While there's no denying the unquestionable beauty of some of the benefits of the digital revolution (Sky+, iPhones, the internet), there have been casualties along the way, not least in the way we listen to and consume music.
In our endless quest for new sounds and surprises (see everyone from Lady Gaga to Delphic), it's difficult not to spare the occasional thought for the baby thrown out with the bathwater. Midlake, more than any other band currently at work, understand this – their last record, 2006's The Trials of Van Occupanther, was a soft-rock paean to the late 19th century that merged the past and the present in a way only a bunch of beardy former jazz students from Denton, Texas, ever could.
Tim Smith, Midlake's creative force (playing the flute in photo), has always declared an equal love of Jethro Tull and Radiohead and nowhere is that conflict more apparent than in The Courage of Others.

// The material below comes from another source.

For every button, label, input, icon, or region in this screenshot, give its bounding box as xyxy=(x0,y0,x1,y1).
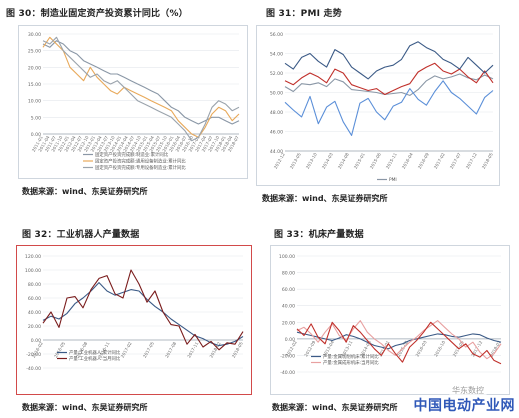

Here is another shock-of-the-old dose of musical magic; a slow-building, minor-chord madrigal that, in a little under 40 minutes, transports the listener back to a time when albums had the power to strengthen and heal.
Much has been made of Smith's immersion into British folk music, and certainly the addition of Fairport Convention to his record collection has played its part here. But there are other forces at work – Scorpions, Journey, CSNY, Television, Trick of the Tale-era Genesis – and through it all, an analogue warmth that wraps you in a Dark Side of the Moon-like duvet.
It is, as far as one can tell and as much as these things matter, an album about humans' relationship to the natural world. The opening track gently pleads "When the acts of man cause the ground to break open/ Oh, let me inside/ Let me inside, not to wait", while the closer promises that "After long winter is gone/ Seems that all is well, all is well". What happens between is melancholy, inspiring and hopeful, as pure and sweet-natured as the original hippie dream.
Is TCOO a classic? If that means modern and timeless simultaneously, then no one who hears it can be in any doubt. Me, I've listened to little else in months.